Board members wondering why they’re starved for quality information from management may find the answer in a lack of good technology. This causes finance departments to spend too much time collecting data and not analyzing it, according to a report from PricewaterhouseCoopers.
The data, revealed in a PwC benchmarking study, Is Finance Rising to the Challenge?, showed that companies that put the resources toward better support technology, that is “standardizing and simplifying processes, data and supporting technology,” were able minimize the costs associated with gathering financial and non-financial info and drive better performance from the finance team.
But companies will need to pay up first, according to PwC. This means more resources toward data warehousing, ERP “and other technology and processes that could help to facilitate more effective information supply and control,” PwC said. Companies will also need to pay higher salaries and pay for education.
In the study, PwC found that company that have successful finance departments invest 30 percent more resources for analytical activities and pay finance executive 25 percent more than other organizations. Further, PwC found that some form of centralization, whether using a shared service center or consolidating transaction processes, which more than 65 percent of respondents have done, improves finance function performance. By centralizing information management in one location, companies not only reap savings but also help in standardizing the technology which in turn frees up finance professionals to concentrate on analysis instead of data gathering, the report said.

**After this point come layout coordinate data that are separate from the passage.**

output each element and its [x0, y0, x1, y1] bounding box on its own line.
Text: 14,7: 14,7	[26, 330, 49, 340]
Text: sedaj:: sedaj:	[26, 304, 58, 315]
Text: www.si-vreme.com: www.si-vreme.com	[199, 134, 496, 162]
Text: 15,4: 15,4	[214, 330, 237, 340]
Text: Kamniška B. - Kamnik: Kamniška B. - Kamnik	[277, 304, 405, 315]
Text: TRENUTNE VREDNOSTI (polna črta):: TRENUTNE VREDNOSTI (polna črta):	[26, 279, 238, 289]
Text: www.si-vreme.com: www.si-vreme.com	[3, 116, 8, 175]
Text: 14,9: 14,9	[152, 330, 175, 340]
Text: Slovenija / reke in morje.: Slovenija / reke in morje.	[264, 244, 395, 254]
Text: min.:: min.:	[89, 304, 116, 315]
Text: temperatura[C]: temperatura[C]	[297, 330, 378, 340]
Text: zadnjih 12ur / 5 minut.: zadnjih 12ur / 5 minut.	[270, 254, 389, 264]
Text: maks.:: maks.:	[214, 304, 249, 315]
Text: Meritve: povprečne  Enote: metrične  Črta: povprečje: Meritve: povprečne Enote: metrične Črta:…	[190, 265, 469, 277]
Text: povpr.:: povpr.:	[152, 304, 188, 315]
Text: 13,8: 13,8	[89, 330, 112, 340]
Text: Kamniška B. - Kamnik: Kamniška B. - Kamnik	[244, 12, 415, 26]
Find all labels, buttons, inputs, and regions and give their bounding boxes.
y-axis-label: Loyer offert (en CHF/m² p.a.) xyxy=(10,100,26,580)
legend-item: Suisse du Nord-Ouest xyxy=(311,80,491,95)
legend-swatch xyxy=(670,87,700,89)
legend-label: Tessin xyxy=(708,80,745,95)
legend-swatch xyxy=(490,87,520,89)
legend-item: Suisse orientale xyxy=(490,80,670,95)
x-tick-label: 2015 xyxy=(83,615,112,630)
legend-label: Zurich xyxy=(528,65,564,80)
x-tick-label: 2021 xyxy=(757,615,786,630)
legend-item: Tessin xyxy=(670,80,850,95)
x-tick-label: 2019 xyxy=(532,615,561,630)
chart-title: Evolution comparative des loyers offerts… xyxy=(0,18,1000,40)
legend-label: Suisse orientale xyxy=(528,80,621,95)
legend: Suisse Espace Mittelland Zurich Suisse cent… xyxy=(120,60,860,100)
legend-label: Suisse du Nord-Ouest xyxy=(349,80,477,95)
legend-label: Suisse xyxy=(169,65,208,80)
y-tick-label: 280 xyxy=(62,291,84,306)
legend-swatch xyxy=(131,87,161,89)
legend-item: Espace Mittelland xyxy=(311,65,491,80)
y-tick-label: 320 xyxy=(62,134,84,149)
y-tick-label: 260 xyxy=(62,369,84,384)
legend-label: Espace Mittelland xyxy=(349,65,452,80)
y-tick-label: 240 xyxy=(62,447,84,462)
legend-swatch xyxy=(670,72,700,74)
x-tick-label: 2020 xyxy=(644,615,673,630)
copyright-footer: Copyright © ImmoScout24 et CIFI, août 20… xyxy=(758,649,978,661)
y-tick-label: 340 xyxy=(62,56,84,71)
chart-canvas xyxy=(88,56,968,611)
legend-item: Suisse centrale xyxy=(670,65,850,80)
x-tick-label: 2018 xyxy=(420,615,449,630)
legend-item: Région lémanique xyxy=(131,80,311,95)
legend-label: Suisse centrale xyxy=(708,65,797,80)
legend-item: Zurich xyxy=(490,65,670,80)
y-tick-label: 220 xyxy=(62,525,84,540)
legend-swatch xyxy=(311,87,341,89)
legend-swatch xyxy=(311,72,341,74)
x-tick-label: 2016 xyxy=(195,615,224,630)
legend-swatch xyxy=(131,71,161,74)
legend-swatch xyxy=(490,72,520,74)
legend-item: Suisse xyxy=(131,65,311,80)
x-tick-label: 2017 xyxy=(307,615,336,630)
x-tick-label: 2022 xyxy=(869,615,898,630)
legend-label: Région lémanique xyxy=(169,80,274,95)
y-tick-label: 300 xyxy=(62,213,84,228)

Left as it is, PwC reports that the average company spends 55 percent of analyst time on gathering data as opposed to analysis of that data. The need to centralize was most striking in PwC’s results that found that even though nearly half of all financial professionals had access to one database for financial information, under of quarter of that same group was able create a quality board report with the data. Instead, most professionals needed to access multiple applications and databases. All in all, those companies that put the resources toward centralizing and standardizing systems closed and reported financial results in nine days vs. 12 days for those companies that do not.
Taking steps to simplify and standardize,”will clearly be a big step towards re-balancing the role of the finance function,” according to Nick Jarman, a partner in the finance effectiveness consulting practice at PwC.